A top-secret public speech

A top-secret public speech April 7, 2004

Josh Marshall notes that the White House is now claiming the right to prevent the Sept. 11 commission from reading the full text of the speech that National Security Adviser Condoleezza Rice was set to give on Sept. 11, 2001.

This speech was to be delivered in public and broadcast on television. It's intended audience was the public, the people, the world.

It was, in other words, a speech — not a classified memo, a PDB or a top-secret dossier. The notion that a public speech must be redacted before the commission can have access to it is simply absurd.

Marshall also provides a link to Sen. Joe Biden's speech from Sept. 10, 2001.

A little context: Biden and Rice both appeared on Meet the Press on Sept. 9, 2001, where they disagreed — sharply — over America's national security priorities.

Rice argued that missile defense ought to be the No. 1 priority. Biden countered that this expensive and ineffective program would undermine and distract from what he said were more urgent priorities — including modernizing and upgrading conventional weapons systems, defending the U.S. from domestic terrorist attacks and preventing terrorists from acquiring weapons of mass destruction.

The Delaware Democrat, who was then chair of the Senate Foreign Relations Committee, continued this debate with Rice the following day in a speech at the National Press Club titled "Defining Our Interests in a Changing World."

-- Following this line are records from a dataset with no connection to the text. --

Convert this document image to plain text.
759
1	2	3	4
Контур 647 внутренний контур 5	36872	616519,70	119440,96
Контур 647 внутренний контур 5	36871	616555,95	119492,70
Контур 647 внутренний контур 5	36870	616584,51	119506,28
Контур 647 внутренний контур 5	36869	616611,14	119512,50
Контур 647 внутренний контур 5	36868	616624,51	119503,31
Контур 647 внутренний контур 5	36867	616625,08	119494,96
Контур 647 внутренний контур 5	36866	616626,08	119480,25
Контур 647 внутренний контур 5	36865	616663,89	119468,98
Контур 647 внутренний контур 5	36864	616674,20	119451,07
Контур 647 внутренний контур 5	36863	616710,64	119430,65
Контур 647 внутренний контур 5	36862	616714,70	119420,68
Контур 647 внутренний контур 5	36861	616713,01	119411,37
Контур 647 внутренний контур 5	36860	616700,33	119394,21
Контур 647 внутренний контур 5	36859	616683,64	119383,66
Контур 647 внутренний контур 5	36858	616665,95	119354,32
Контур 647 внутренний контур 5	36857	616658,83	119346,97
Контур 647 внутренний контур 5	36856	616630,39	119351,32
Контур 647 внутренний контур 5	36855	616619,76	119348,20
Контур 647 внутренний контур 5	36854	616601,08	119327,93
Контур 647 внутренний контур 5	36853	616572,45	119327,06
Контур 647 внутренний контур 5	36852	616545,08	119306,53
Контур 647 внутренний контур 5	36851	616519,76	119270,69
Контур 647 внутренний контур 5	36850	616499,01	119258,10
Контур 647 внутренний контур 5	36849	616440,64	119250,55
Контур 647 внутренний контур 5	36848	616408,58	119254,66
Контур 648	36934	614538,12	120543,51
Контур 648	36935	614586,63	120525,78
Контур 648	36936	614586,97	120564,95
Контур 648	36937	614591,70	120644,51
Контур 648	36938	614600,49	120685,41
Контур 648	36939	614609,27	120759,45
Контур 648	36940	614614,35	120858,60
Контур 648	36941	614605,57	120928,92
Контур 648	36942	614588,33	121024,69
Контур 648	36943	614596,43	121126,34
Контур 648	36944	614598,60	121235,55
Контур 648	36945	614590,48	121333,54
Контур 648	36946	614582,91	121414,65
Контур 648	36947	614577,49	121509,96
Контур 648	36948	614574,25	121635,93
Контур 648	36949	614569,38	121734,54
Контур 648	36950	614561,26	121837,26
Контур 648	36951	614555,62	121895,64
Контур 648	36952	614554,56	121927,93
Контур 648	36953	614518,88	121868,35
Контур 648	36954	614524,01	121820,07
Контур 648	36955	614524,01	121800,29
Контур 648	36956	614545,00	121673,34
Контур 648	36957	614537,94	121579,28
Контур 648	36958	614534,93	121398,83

Because that speech made reference to "terrorist attacks at home or abroad" as a likelier and more urgent threat, it has been hailed since then as prescient. Less noted, and more important for the work of the Sept. 11 commission, is that this entire speech was a response — a rebuttal — of the positions staked out by Rice and the Bush administration.

Rice's speech the following day was intended to argue that Biden got it wrong. She never delivered the speech, of course, because events intervened, confirming that Biden got it right.

Regarding their debate over security priorities on Meet the Press, Biden said of Rice:

I don't know what she's talking about. We're getting briefed by two different groups of CIA people, I guess …

That's perhaps the most telling comment in the interrupted argument between Biden and Rice. Both had access to the same intelligence, both were briefed by the same CIA. Yet they drew very different conclusions from that intelligence about the relative urgency of missile defense and counterterrorism. (And, yes, this provides even more support for Richard Clarke's account of that intelligence and how it was received.)

Biden did not speak from a prepared text at the press club and his rambling remarks include only a few passing references to the threat of terrorist attacks. But let's avoid the silly practice, recently becoming quite popular, of playing "count the words" and remember what the entire point of the speech was.

The senator argued forcefully that missile defense was the wrong priority. It took away money needed elsewhere, for more urgent priorities. And it took the administration's eye off the ball, keeping them from paying sufficient attention to those more-urgent priorities — among them the threat of domestic terrorist attacks.

Condoleezza Rice was going to speak from a prepared text. It was a text prepared to counter Biden's argument. A text prepared to argue that no priority was higher, more urgent or more deserving of funding than that of missile defense. It was a text prepared to be delivered on Sept. 11, 2001.

It's not surprising that now the White House wants to prevent anyone from reading that text.